Gerade für die Menschen im unteren Einkommensdrittel gilt es außerdem, in ihren Alltag eingebettete, positive Erfahrungen mit Demokratie und Beteiligung zu ermöglichen – in der Schule, der Ausbildung, bei der Arbeit oder im Stadtteil bzw. der Gemeinde. In diesem Zusammenhang verweisen bereits zahlreiche Forschungsergebnisse darauf, dass positive Mitbestimmungserfahrungen im Betrieb mit einem höheren Vertrauen in das politische System, einer höheren politischen Selbstwirksamkeit und einem geringeren Ausmaß an antidemokratischen Haltungen einhergehen. In diesem Sinne ist gute Betriebsratsarbeit also immer auch Demokratiearbeit.
Auf die bestehende Repräsentationslücke reagierte das etablierte politische System bislang vor allem mit der Schaffung von neuen, rechtlich zumeist unverbindlichen Beteiligungsangeboten. Dies ist grundsätzlich zu begrüßen, vergrößert jedoch häufig den Beteiligungsspalt, da vor allem jene Bürger:innen mitmachen, die bereits politisch aktiv sind. Ein Mehr an Beteiligungsangeboten ist daher kein Ersatz für Beteiligungsrechte und auch keine Alternative zu klassengerechten repräsentativen Strukturen.
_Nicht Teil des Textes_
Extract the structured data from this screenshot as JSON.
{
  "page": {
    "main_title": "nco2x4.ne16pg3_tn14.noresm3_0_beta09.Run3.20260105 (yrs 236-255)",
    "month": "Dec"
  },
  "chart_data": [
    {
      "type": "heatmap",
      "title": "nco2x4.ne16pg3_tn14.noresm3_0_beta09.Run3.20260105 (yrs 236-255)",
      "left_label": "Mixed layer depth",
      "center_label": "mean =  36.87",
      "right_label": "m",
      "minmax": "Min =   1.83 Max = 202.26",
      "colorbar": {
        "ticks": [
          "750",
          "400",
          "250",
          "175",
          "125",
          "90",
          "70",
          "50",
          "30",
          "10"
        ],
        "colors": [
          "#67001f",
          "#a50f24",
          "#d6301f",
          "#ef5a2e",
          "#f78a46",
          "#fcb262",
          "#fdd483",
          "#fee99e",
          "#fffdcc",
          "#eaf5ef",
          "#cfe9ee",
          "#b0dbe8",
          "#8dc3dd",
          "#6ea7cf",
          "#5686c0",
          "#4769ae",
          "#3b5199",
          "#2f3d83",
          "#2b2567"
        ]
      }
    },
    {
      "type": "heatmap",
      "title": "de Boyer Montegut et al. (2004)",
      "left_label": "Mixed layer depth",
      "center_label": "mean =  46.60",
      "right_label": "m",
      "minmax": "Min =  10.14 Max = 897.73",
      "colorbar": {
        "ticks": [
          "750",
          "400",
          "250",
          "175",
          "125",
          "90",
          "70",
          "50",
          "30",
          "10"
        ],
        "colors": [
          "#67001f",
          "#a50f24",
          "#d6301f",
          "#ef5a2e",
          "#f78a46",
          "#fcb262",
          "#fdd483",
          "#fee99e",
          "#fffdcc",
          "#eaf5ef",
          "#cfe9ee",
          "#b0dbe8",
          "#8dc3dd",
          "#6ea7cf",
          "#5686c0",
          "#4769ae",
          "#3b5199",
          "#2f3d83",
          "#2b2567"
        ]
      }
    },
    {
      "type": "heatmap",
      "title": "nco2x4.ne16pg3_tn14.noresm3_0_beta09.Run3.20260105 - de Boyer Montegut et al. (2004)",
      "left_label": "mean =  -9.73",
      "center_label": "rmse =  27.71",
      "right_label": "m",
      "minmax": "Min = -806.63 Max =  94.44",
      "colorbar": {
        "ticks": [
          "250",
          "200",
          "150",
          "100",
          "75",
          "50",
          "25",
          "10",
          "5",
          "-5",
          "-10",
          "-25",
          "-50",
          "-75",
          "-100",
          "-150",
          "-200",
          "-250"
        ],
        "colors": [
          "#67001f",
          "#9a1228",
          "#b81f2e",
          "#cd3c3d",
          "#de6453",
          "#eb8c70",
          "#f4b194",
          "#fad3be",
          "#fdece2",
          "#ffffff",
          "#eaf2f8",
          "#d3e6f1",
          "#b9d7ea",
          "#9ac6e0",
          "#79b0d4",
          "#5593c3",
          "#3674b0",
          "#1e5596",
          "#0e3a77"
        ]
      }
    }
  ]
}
In Anbetracht der Wahlerfolge von rechtspopulistischen und rechtsextremen Parteien stehen wir wiederum vor der Herausforderung, extremistisches Gedankengut und demokratiefeindliche Ansinnen zu benennen, ohne gleichzeitig jede:n darunter zu subsummieren, die:der herrschende Machtstrukturen in Frage stellt. Bedingt hilfreich ist es in diesem Zusammenhang auch, jede Wahl zur Rettung der Demokratie zu stilisieren: Wird der Status Quo zum Selbstzweck, verliert die Demokratie ihr Potenzial als Instrument zur Bekämpfung von Ungleichheit.
Zum Weiterlesen
- Elsässer, Lea / Schäfer, Armin (2017): Dem Deutschen Volke? Die ungleiche Responsivität des Bundestags. In: Zeitschrift für Politikwissenschaft 27, 161-180.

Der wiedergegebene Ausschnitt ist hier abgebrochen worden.